Law prof Brad Joondeph summarizes TMLC’s position on Obamacare which, like virtually every lawsuit that has been filed pursuant to PPACA, turns on the law’s individual mandate:

In the exercise of its power to regulate interstate commerce, Congress can only regulate ‘economic activities.’

Even if Congress can regulate non-economic activities under it’s commerce power, what it regulates must still be an ‘activity,’ and not merely a decision to do nothing.

These limitations apply even when Congress is regulating a discrete practice on the ground that doing so is integral to a larger regulatory scheme, which scheme plainly regulates interstate commerce.

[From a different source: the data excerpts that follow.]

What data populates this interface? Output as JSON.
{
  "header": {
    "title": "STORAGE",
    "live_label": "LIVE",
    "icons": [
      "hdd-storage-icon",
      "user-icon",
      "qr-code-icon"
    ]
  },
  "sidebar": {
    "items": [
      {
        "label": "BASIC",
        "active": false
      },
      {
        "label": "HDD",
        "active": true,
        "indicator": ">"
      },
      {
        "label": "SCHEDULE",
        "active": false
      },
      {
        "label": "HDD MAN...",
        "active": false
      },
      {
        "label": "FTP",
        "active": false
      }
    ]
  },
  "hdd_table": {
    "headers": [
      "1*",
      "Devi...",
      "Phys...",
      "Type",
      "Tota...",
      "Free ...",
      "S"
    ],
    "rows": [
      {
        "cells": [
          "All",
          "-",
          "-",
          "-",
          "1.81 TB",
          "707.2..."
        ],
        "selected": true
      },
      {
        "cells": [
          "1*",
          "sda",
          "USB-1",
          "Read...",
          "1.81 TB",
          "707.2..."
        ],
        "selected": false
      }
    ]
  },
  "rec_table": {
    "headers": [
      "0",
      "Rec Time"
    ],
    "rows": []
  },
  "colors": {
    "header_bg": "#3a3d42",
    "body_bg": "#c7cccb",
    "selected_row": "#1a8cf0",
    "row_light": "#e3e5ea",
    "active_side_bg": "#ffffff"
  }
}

This limitation must exist, for without it, Congress would have a plenary police power to regulate anything and everything, and the Constitution’s basic structural principles would be lost.

In other words, the ObamaCare mandate exceeds Congress’ enumerated powers. The Constitution doesn’t authorize the government to regulate inactivity (i.e. the decision not to buy health insurance).

The Supremes may or may not accept this case, but it will accept one of the ObamaCare lawsuits sooner or later. At that time we will learn if there are any limits on federal power.